Litiges en construction : les risques et recours à connaître

Tout projet immobilier s’inscrit dans un cadre juridique exigeant. Entre malfaçons, retards et contentieux administratifs, les risques sont fréquents. Une meilleure compréhension de ces enjeux permet d’anticiper les difficultés et de sécuriser les opérations.

Le secteur du bâtiment et des travaux publics (BTP) est particulièrement exposé aux litiges en raison de la multiplicité des intervenants et de la technicité des règles applicables. Selon le ministère de la Justice, les contentieux liés au logement représentent plusieurs centaines de milliers d’affaires chaque année en France .

Dans ce contexte, il peut être nécessaire de gérer vos litiges de construction via un avocat du BTP afin de sécuriser les démarches et de défendre ses intérêts . Comme le rappelle la rédaction d’Infodelimmo dans un article dédié aux missions d’un avocat en droit immobilier, ce professionnel intervient à la fois en conseil, en rédaction contractuelle et en défense en cas de contentieux. Anticiper ces situations constitue un enjeu majeur pour tous les acteurs de l’immobilier.

Le cadre juridique des opérations de construction

Construire ou rénover un bien immobilier implique de respecter un ensemble de règles relevant du droit de l’urbanisme et du droit des contrats. Le permis de construire constitue une étape déterminante : il peut faire l’objet de recours de tiers, susceptibles de retarder ou suspendre un chantier.

La responsabilité des constructeurs repose sur un régime protecteur pour le maître d’ouvrage, structuré autour de trois garanties légales :

  • La garantie de parfait achèvement couvre les désordres signalés dans l’année suivant la réception.
  • La garantie de bon fonctionnement s’applique pendant deux ans aux équipements dissociables.
  • La garantie décennale protège pendant dix ans contre les dommages compromettant la solidité de l’ouvrage.

Ce cadre juridique vise à sécuriser les opérations, mais suppose une bonne compréhension des obligations de chaque intervenant.

Cas pratiques : les contentieux les plus fréquents

Plusieurs situations illustrent les litiges récurrents dans les projets immobiliers :

  • Le recours contre le permis de construire constitue un cas fréquent. Un voisin peut contester une autorisation en invoquant une irrégularité administrative ou une atteinte à son environnement, ce qui peut suspendre le projet.
  • Les retards ou abandons de chantier représentent une autre source importante de contentieux.

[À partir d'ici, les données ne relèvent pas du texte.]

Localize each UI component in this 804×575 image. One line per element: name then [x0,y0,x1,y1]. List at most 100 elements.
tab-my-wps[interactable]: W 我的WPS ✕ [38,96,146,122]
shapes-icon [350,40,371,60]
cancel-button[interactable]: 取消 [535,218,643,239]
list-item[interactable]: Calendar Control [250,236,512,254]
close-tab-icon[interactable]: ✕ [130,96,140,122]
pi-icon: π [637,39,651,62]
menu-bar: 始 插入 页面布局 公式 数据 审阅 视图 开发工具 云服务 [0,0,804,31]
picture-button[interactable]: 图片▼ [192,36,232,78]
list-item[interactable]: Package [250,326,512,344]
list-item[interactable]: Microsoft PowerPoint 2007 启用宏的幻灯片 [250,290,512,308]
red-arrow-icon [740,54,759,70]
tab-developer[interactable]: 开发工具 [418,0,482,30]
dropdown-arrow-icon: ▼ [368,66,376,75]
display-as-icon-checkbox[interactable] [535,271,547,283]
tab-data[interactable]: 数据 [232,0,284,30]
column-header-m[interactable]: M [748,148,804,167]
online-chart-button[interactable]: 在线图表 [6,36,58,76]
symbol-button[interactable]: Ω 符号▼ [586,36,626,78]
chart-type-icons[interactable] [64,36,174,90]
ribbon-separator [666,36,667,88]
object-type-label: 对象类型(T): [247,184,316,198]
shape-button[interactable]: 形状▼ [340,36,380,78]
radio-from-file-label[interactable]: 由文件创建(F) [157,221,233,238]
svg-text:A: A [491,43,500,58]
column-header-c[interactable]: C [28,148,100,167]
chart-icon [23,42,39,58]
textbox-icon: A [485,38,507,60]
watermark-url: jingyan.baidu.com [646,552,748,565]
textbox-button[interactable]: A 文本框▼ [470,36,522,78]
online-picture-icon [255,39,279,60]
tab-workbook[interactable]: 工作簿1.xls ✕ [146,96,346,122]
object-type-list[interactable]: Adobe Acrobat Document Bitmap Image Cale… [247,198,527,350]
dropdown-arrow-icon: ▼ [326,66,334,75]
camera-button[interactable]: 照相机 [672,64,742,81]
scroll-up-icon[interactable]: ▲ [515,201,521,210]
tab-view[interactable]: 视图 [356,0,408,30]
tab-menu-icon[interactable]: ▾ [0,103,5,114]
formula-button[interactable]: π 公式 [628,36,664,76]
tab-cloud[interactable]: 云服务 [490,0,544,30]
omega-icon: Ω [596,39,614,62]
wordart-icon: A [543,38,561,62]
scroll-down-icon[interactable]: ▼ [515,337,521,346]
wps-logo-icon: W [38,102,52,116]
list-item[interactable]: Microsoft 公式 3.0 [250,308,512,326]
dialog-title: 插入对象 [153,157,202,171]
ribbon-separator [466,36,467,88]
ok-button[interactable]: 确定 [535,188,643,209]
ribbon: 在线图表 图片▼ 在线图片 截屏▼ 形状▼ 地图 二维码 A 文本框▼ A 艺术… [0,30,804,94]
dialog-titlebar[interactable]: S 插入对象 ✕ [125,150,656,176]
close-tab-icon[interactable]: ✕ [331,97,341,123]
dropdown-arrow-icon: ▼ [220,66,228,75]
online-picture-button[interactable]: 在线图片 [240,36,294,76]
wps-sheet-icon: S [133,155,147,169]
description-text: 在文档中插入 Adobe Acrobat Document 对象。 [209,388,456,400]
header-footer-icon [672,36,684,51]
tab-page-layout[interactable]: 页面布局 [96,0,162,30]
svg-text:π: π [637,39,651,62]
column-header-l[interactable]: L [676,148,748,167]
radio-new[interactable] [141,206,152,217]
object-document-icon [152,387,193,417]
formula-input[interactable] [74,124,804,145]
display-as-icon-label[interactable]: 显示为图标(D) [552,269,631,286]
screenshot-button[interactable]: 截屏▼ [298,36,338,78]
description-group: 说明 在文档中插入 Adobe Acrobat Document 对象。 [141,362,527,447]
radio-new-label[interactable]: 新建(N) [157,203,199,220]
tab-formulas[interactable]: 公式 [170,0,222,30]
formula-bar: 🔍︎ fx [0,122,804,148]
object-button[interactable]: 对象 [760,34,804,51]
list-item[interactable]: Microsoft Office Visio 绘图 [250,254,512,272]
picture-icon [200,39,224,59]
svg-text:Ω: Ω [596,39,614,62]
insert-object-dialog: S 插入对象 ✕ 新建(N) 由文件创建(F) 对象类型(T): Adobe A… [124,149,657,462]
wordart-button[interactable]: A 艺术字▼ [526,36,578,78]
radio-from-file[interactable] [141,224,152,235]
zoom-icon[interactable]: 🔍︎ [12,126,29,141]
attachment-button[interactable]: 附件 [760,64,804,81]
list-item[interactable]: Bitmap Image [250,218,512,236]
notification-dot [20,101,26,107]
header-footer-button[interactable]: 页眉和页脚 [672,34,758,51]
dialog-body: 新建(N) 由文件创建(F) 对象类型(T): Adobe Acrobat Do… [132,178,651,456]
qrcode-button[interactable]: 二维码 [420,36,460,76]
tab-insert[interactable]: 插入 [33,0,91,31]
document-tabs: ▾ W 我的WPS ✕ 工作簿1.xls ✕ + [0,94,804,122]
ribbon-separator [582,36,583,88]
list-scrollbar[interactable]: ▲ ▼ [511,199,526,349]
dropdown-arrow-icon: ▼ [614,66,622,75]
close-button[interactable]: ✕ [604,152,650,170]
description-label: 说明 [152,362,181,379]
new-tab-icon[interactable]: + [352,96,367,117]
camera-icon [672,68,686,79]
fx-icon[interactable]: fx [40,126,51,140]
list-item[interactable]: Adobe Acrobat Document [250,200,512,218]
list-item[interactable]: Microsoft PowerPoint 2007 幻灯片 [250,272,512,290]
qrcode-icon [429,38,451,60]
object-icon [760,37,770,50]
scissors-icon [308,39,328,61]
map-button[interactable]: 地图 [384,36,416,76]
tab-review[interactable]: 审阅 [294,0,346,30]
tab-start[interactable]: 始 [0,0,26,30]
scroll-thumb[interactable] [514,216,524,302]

Une entreprise défaillante peut interrompre les travaux, entraînant des désaccords sur les pénalités ou la résiliation du contrat.
  • Les malfaçons après livraison sont également courantes. Fissures, défauts d’étanchéité ou problèmes d’isolation nécessitent souvent une expertise technique afin d’identifier les responsabilités et d’activer les garanties légales.

Prévention et gestion des litiges

La prévention constitue le levier le plus efficace pour limiter les contentieux. Elle repose sur une préparation rigoureuse en amont. La rédaction des contrats doit être précise, notamment sur les délais, les pénalités et les modalités de réception.

La vérification du permis de construire et l’anticipation des recours permettent de réduire les risques administratifs. Pendant le chantier, un suivi documenté (comptes rendus, échanges écrits) facilite la constitution de preuves en cas de litige.

En cas de conflit, la mise en demeure constitue une première étape formelle. Si aucune solution amiable n’est trouvée, une expertise judiciaire peut être engagée afin de constater les désordres avant toute réparation. Cette démarche permet de préserver les droits à indemnisation.

Privilégier une résolution amiable reste toutefois recommandé lorsque cela est possible, afin de limiter les délais et les coûts.

Les projets immobiliers exposent à des risques juridiques inhérents à leur complexité. Une bonne compréhension du cadre légal, associée à une anticipation des situations à risque, permet d’en limiter l’impact. L’accompagnement par des professionnels du droit constitue également un appui structurant pour sécuriser les opérations et gérer les différends.